Julie Lopez, a Guatemala researcher, explained “You have, in some areas, some policemen with 9 mm guns that maybe work, or not, having to face drug traffickers with AK-47s and grenade launchers.”

Across the border in Guatemala, we pulled past a large luxury SUV with blacked-out windows and large dust-covered chrome rims.  “That’s a narco,” the officer explained. The vehicles plates were from Guatemala. “Fake plates are common. There are a lot of stolen cars here now,” he added.

Mexico’s southern border remains a porous frontier, a crossing point for drugs, money, and U.S. bound Central American immigrants. Speaking at the World Economic Forum, Guatemala’s President Otto Perez Molina claimed that “40 to 50 percent of the criminal acts [committed in Guatemala] are drug-related.”
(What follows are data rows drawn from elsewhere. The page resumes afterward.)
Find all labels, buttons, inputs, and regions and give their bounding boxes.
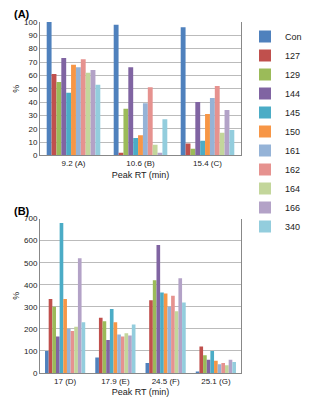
svg-text:Peak RT (min): Peak RT (min) <box>112 170 170 180</box>
svg-text:17.9 (E): 17.9 (E) <box>101 377 130 386</box>
svg-text:9.2 (A): 9.2 (A) <box>61 159 85 168</box>
svg-text:200: 200 <box>24 325 38 334</box>
svg-text:60: 60 <box>28 71 37 80</box>
svg-text:164: 164 <box>285 184 300 194</box>
svg-text:340: 340 <box>285 222 300 232</box>
svg-text:%: % <box>11 85 21 93</box>
svg-text:24.5 (F): 24.5 (F) <box>152 377 180 386</box>
svg-text:90: 90 <box>28 31 37 40</box>
svg-text:70: 70 <box>28 58 37 67</box>
svg-text:100: 100 <box>24 347 38 356</box>
svg-text:0: 0 <box>33 369 38 378</box>
svg-text:15.4 (C): 15.4 (C) <box>193 159 222 168</box>
svg-text:%: % <box>11 292 21 300</box>
svg-text:0: 0 <box>33 151 38 160</box>
svg-text:17 (D): 17 (D) <box>54 377 77 386</box>
svg-text:400: 400 <box>24 281 38 290</box>
svg-text:(B): (B) <box>14 205 30 217</box>
svg-text:25.1 (G): 25.1 (G) <box>201 377 231 386</box>
svg-text:20: 20 <box>28 125 37 134</box>
svg-text:50: 50 <box>28 84 37 93</box>
svg-text:300: 300 <box>24 303 38 312</box>
svg-text:Con: Con <box>285 32 302 42</box>
svg-text:162: 162 <box>285 165 300 175</box>
svg-text:500: 500 <box>24 258 38 267</box>
svg-text:700: 700 <box>24 214 38 223</box>
svg-text:127: 127 <box>285 51 300 61</box>
svg-text:100: 100 <box>24 18 38 27</box>
svg-text:Peak RT (min): Peak RT (min) <box>112 387 170 397</box>
svg-text:(A): (A) <box>14 8 30 20</box>
svg-text:145: 145 <box>285 108 300 118</box>
svg-text:144: 144 <box>285 89 300 99</box>
svg-text:40: 40 <box>28 98 37 107</box>
svg-text:161: 161 <box>285 146 300 156</box>
svg-text:30: 30 <box>28 111 37 120</box>
svg-text:10.6 (B): 10.6 (B) <box>126 159 155 168</box>
svg-text:600: 600 <box>24 236 38 245</box>
svg-text:129: 129 <box>285 70 300 80</box>
svg-text:166: 166 <box>285 203 300 213</box>
svg-text:150: 150 <box>285 127 300 137</box>
svg-text:10: 10 <box>28 138 37 147</box>
svg-text:80: 80 <box>28 44 37 53</box>
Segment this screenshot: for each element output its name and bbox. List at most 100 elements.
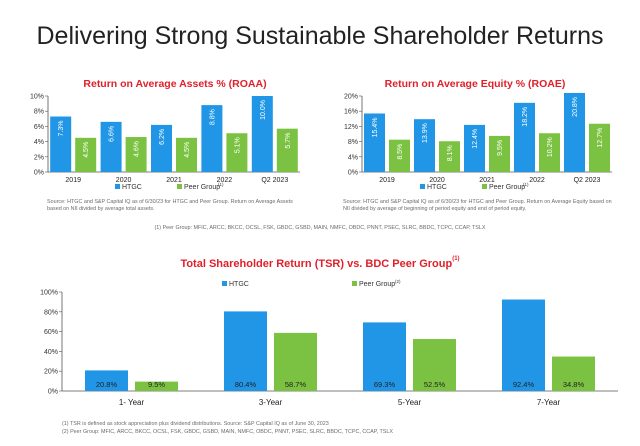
roae-data-label: 12.4%	[472, 129, 479, 149]
roaa-data-label: 7.3%	[58, 121, 65, 137]
roae-data-label: 18.2%	[522, 107, 529, 127]
roaa-legend-htgc-swatch	[115, 184, 120, 189]
roae-legend-peer-superscript: (1)	[523, 182, 529, 187]
tsr-y-tick-label: 100%	[40, 290, 58, 297]
roae-legend-peer-swatch	[482, 184, 487, 189]
roae-bar-htgc	[464, 124, 485, 172]
roaa-legend-peer-swatch	[177, 184, 182, 189]
tsr-data-label: 92.4%	[513, 380, 535, 389]
roae-bar-htgc	[564, 92, 585, 172]
tsr-y-tick-label: 60%	[44, 329, 58, 336]
tsr-data-label: 69.3%	[374, 380, 396, 389]
tsr-data-label: 58.7%	[285, 380, 307, 389]
roae-data-label: 8.5%	[397, 144, 404, 160]
tsr-bar-htgc	[224, 311, 267, 391]
roaa-y-tick-label: 4%	[34, 139, 44, 146]
roae-data-label: 20.8%	[572, 97, 579, 117]
roaa-bar-peer	[176, 137, 197, 172]
tsr-data-label: 52.5%	[424, 380, 446, 389]
roae-data-label: 10.2%	[547, 137, 554, 157]
roae-data-label: 9.5%	[497, 140, 504, 156]
roaa-y-tick-label: 6%	[34, 124, 44, 131]
roae-data-label: 13.9%	[422, 123, 429, 143]
roaa-legend-peer-label: Peer Group	[184, 184, 220, 191]
roae-y-tick-label: 12%	[344, 124, 358, 131]
tsr-bar-peer	[552, 356, 595, 391]
roae-bar-peer	[489, 135, 510, 172]
roaa-category-label: 2021	[166, 177, 182, 184]
roaa-category-label: Q2 2023	[261, 177, 288, 184]
roaa-data-label: 4.5%	[83, 142, 90, 158]
roae-data-label: 12.7%	[597, 128, 604, 148]
tsr-category-label: 1- Year	[119, 398, 145, 407]
roaa-data-label: 4.6%	[134, 141, 141, 157]
roae-y-tick-label: 0%	[348, 170, 358, 177]
tsr-bar-peer	[274, 332, 317, 391]
roaa-bar-peer	[75, 137, 97, 172]
tsr-y-tick-label: 80%	[44, 309, 58, 316]
tsr-chart-title-wrap: Total Shareholder Return (TSR) vs. BDC P…	[160, 256, 480, 270]
roae-bar-htgc	[364, 113, 385, 172]
roae-data-label: 15.4%	[372, 117, 379, 137]
tsr-category-label: 3-Year	[259, 398, 283, 407]
roaa-chart-title: Return on Average Assets % (ROAA)	[83, 78, 267, 90]
roaa-data-label: 8.8%	[209, 109, 216, 125]
tsr-data-label: 34.8%	[563, 380, 585, 389]
roae-legend-htgc-label: HTGC	[427, 184, 447, 191]
roae-bar-htgc	[514, 102, 535, 172]
tsr-bar-htgc	[502, 299, 545, 391]
roaa-data-label: 5.7%	[285, 133, 292, 149]
roae-bar-peer	[439, 141, 460, 172]
roaa-bar-htgc	[100, 121, 122, 172]
roaa-bar-htgc	[201, 105, 223, 172]
tsr-legend-peer-superscript: (2)	[395, 279, 401, 284]
roaa-source-note: Source: HTGC and S&P Capital IQ as of 6/…	[47, 199, 293, 212]
tsr-legend-htgc-swatch	[222, 281, 227, 286]
peer-group-note: (1) Peer Group: MFIC, ARCC, BKCC, OCSL, …	[154, 225, 486, 231]
tsr-y-tick-label: 40%	[44, 349, 58, 356]
roaa-data-label: 10.0%	[260, 100, 267, 120]
tsr-data-label: 80.4%	[235, 380, 257, 389]
tsr-legend-htgc-label: HTGC	[229, 281, 249, 288]
roaa-category-label: 2022	[217, 177, 233, 184]
roae-bar-peer	[589, 123, 610, 172]
tsr-bar-peer	[413, 339, 456, 391]
roae-category-label: 2022	[529, 177, 545, 184]
roae-bar-htgc	[414, 119, 435, 172]
roae-y-tick-label: 20%	[344, 94, 358, 101]
roaa-bar-htgc	[151, 124, 172, 172]
roaa-bar-htgc	[251, 96, 273, 172]
roae-bar-peer	[389, 139, 410, 172]
footnote-2: (2) Peer Group: MFIC, ARCC, BKCC, OCSL, …	[62, 429, 393, 435]
tsr-bar-peer	[135, 381, 178, 391]
footnote-1: (1) TSR is defined as stock appreciation…	[62, 421, 329, 427]
roaa-data-label: 6.6%	[109, 126, 116, 142]
roae-source-note: Source: HTGC and S&P Capital IQ as of 6/…	[343, 199, 612, 212]
tsr-title-superscript: (1)	[452, 256, 460, 263]
roae-y-tick-label: 8%	[348, 139, 358, 146]
roae-y-tick-label: 16%	[344, 109, 358, 116]
roaa-bar-peer	[226, 133, 248, 172]
roae-bar-peer	[539, 133, 560, 172]
roae-chart-title: Return on Average Equity % (ROAE)	[384, 78, 566, 90]
tsr-y-tick-label: 0%	[48, 389, 58, 396]
roaa-bar-htgc	[50, 116, 72, 172]
roaa-data-label: 6.2%	[159, 129, 166, 145]
tsr-legend-peer-swatch	[352, 281, 357, 286]
roae-legend-peer-label: Peer Group	[489, 184, 525, 191]
tsr-chart-title: Total Shareholder Return (TSR) vs. BDC P…	[180, 258, 453, 270]
tsr-data-label: 9.5%	[148, 380, 165, 389]
roaa-legend-htgc-label: HTGC	[122, 184, 142, 191]
roae-data-label: 8.1%	[447, 145, 454, 161]
page-title: Delivering Strong Sustainable Shareholde…	[36, 22, 604, 50]
roae-category-label: 2019	[379, 177, 395, 184]
tsr-legend-peer-label: Peer Group	[359, 281, 395, 288]
roaa-category-label: 2019	[65, 177, 81, 184]
roae-legend-htgc-swatch	[420, 184, 425, 189]
roaa-bar-peer	[276, 128, 298, 172]
tsr-bar-htgc	[363, 322, 406, 391]
roaa-data-label: 5.1%	[234, 137, 241, 153]
roaa-category-label: 2020	[116, 177, 132, 184]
Gustavo Mohar, a former Mexican immigration and intelligence official explained, “It is becoming imperative and urgent to immediately initiate and develop in the next few years a serious and coordinated regional strategic plan in the areas of security, control and development to prevent this border from sliding out of control.”

An excellent report from ProPublica explains “Central American street gangs have become formidable transnational mafias active in the United States and allied with Mexico’s powerful drug cartels, which are expanding in Central America. Half the cocaine headed for the United States is off-loaded at the coast of Honduras.” As air routes from Colombia to Mexico and the U.S. have declined as the result of increased law enforcement attention, the Guatemala-Mexico border has become a key crossing point in cartel operations.
Unlike other parts of Mexico that have seen rising levels of cartel violence, kidnapping and extortion, southern Mexico has remained a relative safe haven. The area’s lack of development and high levels of poverty may make it an unattractive target for local market drug sellers and would-be extortionists. The heavy presence of the Mexican army may also discourage violence.

[Click here to see a map of Mexico drug cartel violence.]

The communities on the Guatemalan side of the border face a more challenging environment. In 2012 Guatemala reported a murder rate of 34.2 per 100,000 residents, a rate that is more than 50 percent higher than the level reported in Mexico during the last few years of cartel violence.

On the Mexican side of the border, drug shipments pass north, sometimes escorted by cartel gunmen, quietly heading towards northern Mexico and the U.S. border. In the land on the sides of these roads, local Mexican small-plot farmers and industrial farms produce coffee for major brands such as Nescafe and Starbucks. They carry out their work without the disturbance of the gruesome cartel violence that affects residents in more developed, industrial cities such as Ciudad Juarez and Monterrey.

[Click here to see a report I wrote about business activity and cartel violence in Ciudad Juarez.]

On the Mexican side of the border, a team of customs agents asked us to step out of the car. They looked under the seats. Next to us, a brown truck with a massive “Negra Modelo” beer logo stopped. Customs agents opened the van’s sliding doors, a few cases of beer from Grupo Modelo, the maker of Corona, a company now owned by global beer giant Anheuser-Busch Inbev, sat on plywood slats. The customs officers waved the delivery van through and sent us on our way. Cleared at the checkpoint, with the hot sun setting over the mountains, I stopped at a gas station to buy two Modelo Especial beers to drink in the car.

“Modelitos?” the officer said with a laugh, seeing my beverage.

As we approached the first of two military checkpoints on the Mexican side of the border I saw a massive Modelo Especial billboard.

“Everything in Moderation,” it said.